The main limitation of the study relates to it being based on a major epidemiological study. The findings are reliable for assay performance in a general population screen of people aged over 45 and for screening in the three other target populations of the ECHOES study, although the individual population numbers become small. However, general population screening is not likely to be a realistic proposal, despite the prevalence and prognosis of heart failure. These data suggest that, in clinical practice, the assay would have three practical uses: screening patients with existing clinical labels of heart failure (70 of the 103 patients so categorised in this study had heart failure ruled out on NT-proBNP testing); triaging patients presenting with symptoms suggestive of heart failure (shortness of breath, lethargy) for echocardiography; and screening patients at high risk of heart failure. We suspect the assay would perform well in these settings, but the first indication was not formally tested in this study, and the third indication was tested in only 134 patients. These data are sufficiently positive to justify formal trials of the assays in real life strategies for screening symptomatic patients and those at high risk.

Acknowledgments

Contributors: FDRH and MKD were joint principal investigators and grant holders on the main study, with FDRH as grant holder of this substudy. FDRH led the design and execution of the study and analysis. RCD conducted most of the clinical assessments and reporting and made a major contribution to analysis. JEK and RH contributed to study design and analysis and overall study management. AKR did the statistical analysis. All authors contributed to drafts of the paper. FDRH is the guarantor.

Footnotes

  • Funding The ECHOES study was funded by the NHS R&D cardiovascular disease and stroke programme. The costs of collecting and handling the samples were supported by an NHS Regional R&D grant, and the assays and technical support were donated by J Trawinski and J Baumann of Roche Diagnostic Solutions.

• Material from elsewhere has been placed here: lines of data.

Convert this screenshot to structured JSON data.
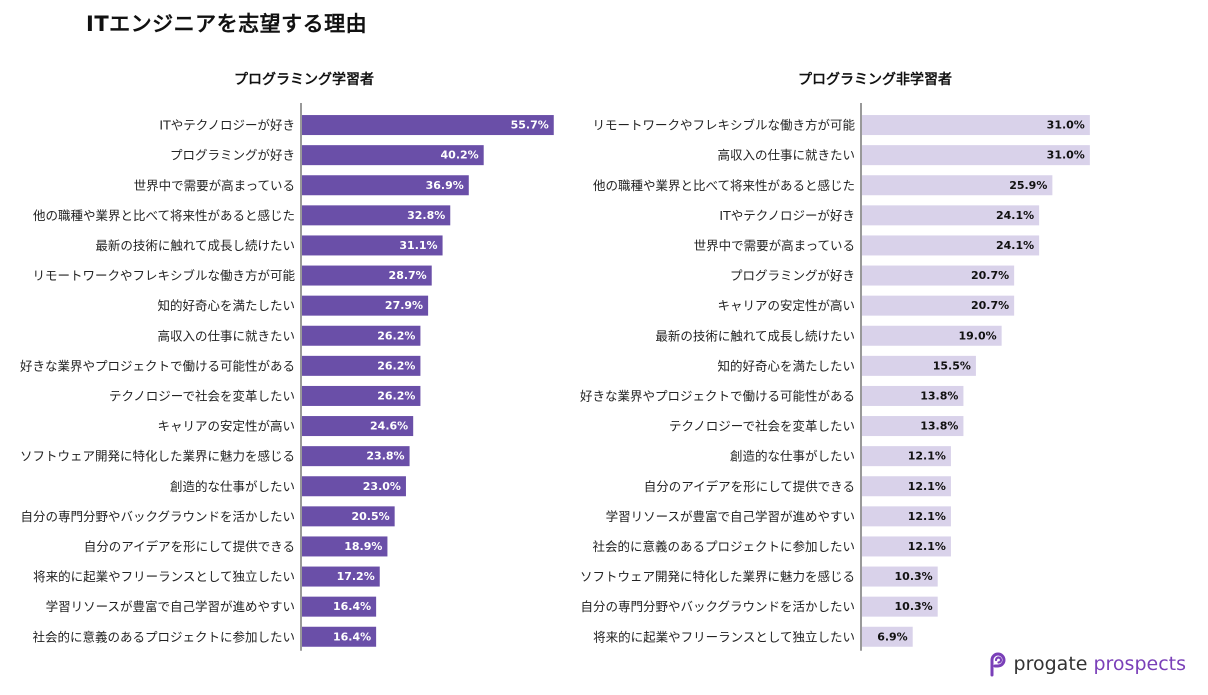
{
  "page": {
    "title": "ITエンジニアを志望する理由",
    "brand": {
      "word1": "progate",
      "word2": "prospects"
    }
  },
  "colors": {
    "left_bar": "#6a4fa8",
    "right_bar": "#d9d2ea",
    "left_label": "#ffffff",
    "right_label": "#111111",
    "brand_accent": "#7a3fb8"
  },
  "chart_data": [
    {
      "type": "bar",
      "orientation": "horizontal",
      "title": "プログラミング学習者",
      "xlim": [
        0,
        100
      ],
      "value_suffix": "%",
      "categories": [
        "ITやテクノロジーが好き",
        "プログラミングが好き",
        "世界中で需要が高まっている",
        "他の職種や業界と比べて将来性があると感じた",
        "最新の技術に触れて成長し続けたい",
        "リモートワークやフレキシブルな働き方が可能",
        "知的好奇心を満たしたい",
        "高収入の仕事に就きたい",
        "好きな業界やプロジェクトで働ける可能性がある",
        "テクノロジーで社会を変革したい",
        "キャリアの安定性が高い",
        "ソフトウェア開発に特化した業界に魅力を感じる",
        "創造的な仕事がしたい",
        "自分の専門分野やバックグラウンドを活かしたい",
        "自分のアイデアを形にして提供できる",
        "将来的に起業やフリーランスとして独立したい",
        "学習リソースが豊富で自己学習が進めやすい",
        "社会的に意義のあるプロジェクトに参加したい"
      ],
      "values": [
        55.7,
        40.2,
        36.9,
        32.8,
        31.1,
        28.7,
        27.9,
        26.2,
        26.2,
        26.2,
        24.6,
        23.8,
        23.0,
        20.5,
        18.9,
        17.2,
        16.4,
        16.4
      ],
      "labels": [
        "55.7%",
        "40.2%",
        "36.9%",
        "32.8%",
        "31.1%",
        "28.7%",
        "27.9%",
        "26.2%",
        "26.2%",
        "26.2%",
        "24.6%",
        "23.8%",
        "23.0%",
        "20.5%",
        "18.9%",
        "17.2%",
        "16.4%",
        "16.4%"
      ]
    },
    {
      "type": "bar",
      "orientation": "horizontal",
      "title": "プログラミング非学習者",
      "xlim": [
        0,
        100
      ],
      "value_suffix": "%",
      "categories": [
        "リモートワークやフレキシブルな働き方が可能",
        "高収入の仕事に就きたい",
        "他の職種や業界と比べて将来性があると感じた",
        "ITやテクノロジーが好き",
        "世界中で需要が高まっている",
        "プログラミングが好き",
        "キャリアの安定性が高い",
        "最新の技術に触れて成長し続けたい",
        "知的好奇心を満たしたい",
        "好きな業界やプロジェクトで働ける可能性がある",
        "テクノロジーで社会を変革したい",
        "創造的な仕事がしたい",
        "自分のアイデアを形にして提供できる",
        "学習リソースが豊富で自己学習が進めやすい",
        "社会的に意義のあるプロジェクトに参加したい",
        "ソフトウェア開発に特化した業界に魅力を感じる",
        "自分の専門分野やバックグラウンドを活かしたい",
        "将来的に起業やフリーランスとして独立したい"
      ],
      "values": [
        31.0,
        31.0,
        25.9,
        24.1,
        24.1,
        20.7,
        20.7,
        19.0,
        15.5,
        13.8,
        13.8,
        12.1,
        12.1,
        12.1,
        12.1,
        10.3,
        10.3,
        6.9
      ],
      "labels": [
        "31.0%",
        "31.0%",
        "25.9%",
        "24.1%",
        "24.1%",
        "20.7%",
        "20.7%",
        "19.0%",
        "15.5%",
        "13.8%",
        "13.8%",
        "12.1%",
        "12.1%",
        "12.1%",
        "12.1%",
        "10.3%",
        "10.3%",
        "6.9%"
      ]
    }
  ]
}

  • Competing interests FDRH is a member of the European Society of Cardiology (ESC) Working Party on Heart Failure, chair of the British Primary Care Cardiovascular Society, and Treasurer of the British Society for Heart Failure. MKD is chairman of the British Society for Heart Failure. FDRH and MKD have received travel sponsorship and honorariums from several biotechnology and pharmaceutical companies with cardiovascular products for plenary talks and attendance at major cardiology scientific congresses and conferences.